The Bible does not explicitly forbid interracial marriage. However, there are some passages in the Old Testament that have been historically interpreted in ways that were used to justify racial segregation and discrimination, but it's important to understand these passages in their historical context. One commonly cited passage is from the Old Testament:
Numbers 12:1 (NIV): "Miriam and Aaron began to talk against Moses because of his Cushite wife, for he had married a Cushite."
In this verse, Miriam and Aaron, siblings of Moses, expressed disapproval of his marriage to a Cushite woman. Cush was an ancient region in Africa. Some have used this passage to argue against interracial marriage, suggesting that God disapproved of it.
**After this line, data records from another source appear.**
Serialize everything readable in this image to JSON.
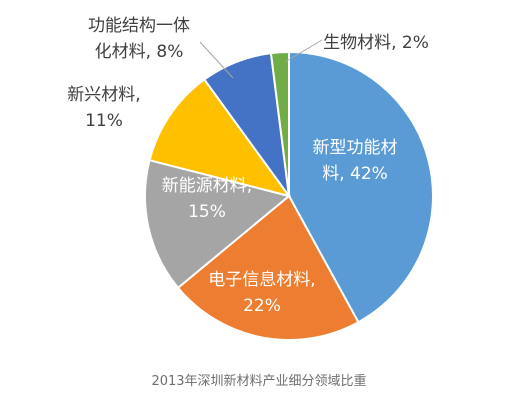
{
  "chart_data": {
    "type": "pie",
    "caption": "2013年深圳新材料产业细分领域比重",
    "slices": [
      {
        "name": "新型功能材料",
        "value": 42,
        "pct_label": "42%",
        "color": "#5b9bd5",
        "label_lines": [
          "新型功能材",
          "料, 42%"
        ],
        "label_color": "#ffffff"
      },
      {
        "name": "电子信息材料",
        "value": 22,
        "pct_label": "22%",
        "color": "#ed7d31",
        "label_lines": [
          "电子信息材料,",
          "22%"
        ],
        "label_color": "#ffffff"
      },
      {
        "name": "新能源材料",
        "value": 15,
        "pct_label": "15%",
        "color": "#a5a5a5",
        "label_lines": [
          "新能源材料,",
          "15%"
        ],
        "label_color": "#ffffff"
      },
      {
        "name": "新兴材料",
        "value": 11,
        "pct_label": "11%",
        "color": "#ffc000",
        "label_lines": [
          "新兴材料,",
          "11%"
        ],
        "label_color": "#404040"
      },
      {
        "name": "功能结构一体化材料",
        "value": 8,
        "pct_label": "8%",
        "color": "#4472c4",
        "label_lines": [
          "功能结构一体",
          "化材料, 8%"
        ],
        "label_color": "#404040"
      },
      {
        "name": "生物材料",
        "value": 2,
        "pct_label": "2%",
        "color": "#70ad47",
        "label_lines": [
          "生物材料, 2%"
        ],
        "label_color": "#404040"
      }
    ]
  }
}
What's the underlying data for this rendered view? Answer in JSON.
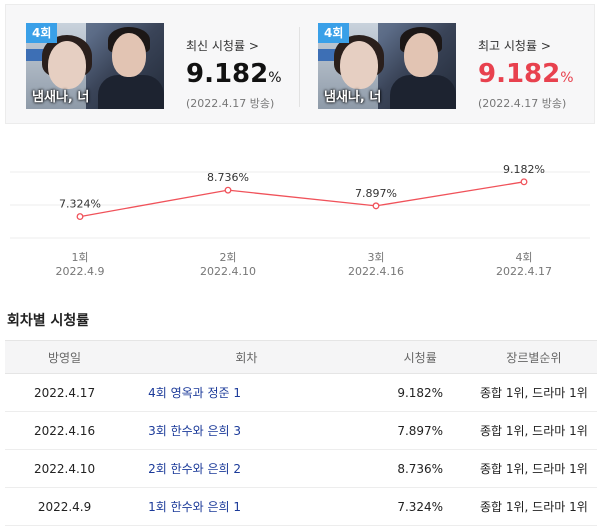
{
  "summary": {
    "latest": {
      "badge": "4회",
      "thumb_title": "냄새나, 너",
      "label": "최신 시청률 >",
      "value": "9.182",
      "unit": "%",
      "date": "(2022.4.17 방송)"
    },
    "highest": {
      "badge": "4회",
      "thumb_title": "냄새나, 너",
      "label": "최고 시청률 >",
      "value": "9.182",
      "unit": "%",
      "date": "(2022.4.17 방송)",
      "value_color": "#e8414e"
    }
  },
  "chart_data": {
    "type": "line",
    "categories": [
      "1회",
      "2회",
      "3회",
      "4회"
    ],
    "dates": [
      "2022.4.9",
      "2022.4.10",
      "2022.4.16",
      "2022.4.17"
    ],
    "series": [
      {
        "values": [
          7.324,
          8.736,
          7.897,
          9.182
        ],
        "labels": [
          "7.324%",
          "8.736%",
          "7.897%",
          "9.182%"
        ],
        "color": "#f0525a"
      }
    ],
    "ylim": [
      6.5,
      9.6
    ],
    "grid": true
  },
  "table": {
    "title": "회차별 시청률",
    "headers": [
      "방영일",
      "회차",
      "시청률",
      "장르별순위"
    ],
    "rows": [
      {
        "date": "2022.4.17",
        "episode": "4회 영옥과 정준 1",
        "rating": "9.182%",
        "rank": "종합 1위, 드라마 1위"
      },
      {
        "date": "2022.4.16",
        "episode": "3회 한수와 은희 3",
        "rating": "7.897%",
        "rank": "종합 1위, 드라마 1위"
      },
      {
        "date": "2022.4.10",
        "episode": "2회 한수와 은희 2",
        "rating": "8.736%",
        "rank": "종합 1위, 드라마 1위"
      },
      {
        "date": "2022.4.9",
        "episode": "1회 한수와 은희 1",
        "rating": "7.324%",
        "rank": "종합 1위, 드라마 1위"
      }
    ]
  }
}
However, the context of this passage is not necessarily about race but about Miriam and Aaron's jealousy and opposition to Moses' leadership.
Furthermore, in the New Testament, there is a verse that emphasizes unity in Christ, irrespective of ethnicity or race:
Galatians 3:28 (NIV): "There is neither Jew nor Gentile, neither slave nor free, nor is there male and female, for you are all one in Christ Jesus."
This verse underscores the idea that in Christ, all believers are considered one, regardless of their ethnic or racial background.
It's important to note that interpretations of biblical passages can vary among different Christian denominations and theologians. Many modern Christians do not see the Bible as prohibiting interracial marriage and emphasize the principles of love, unity, and equality found throughout the Scriptures. Ultimately, whether or not to marry someone of a different race should be a matter of personal choice and not solely based on interpretations of specific biblical passages.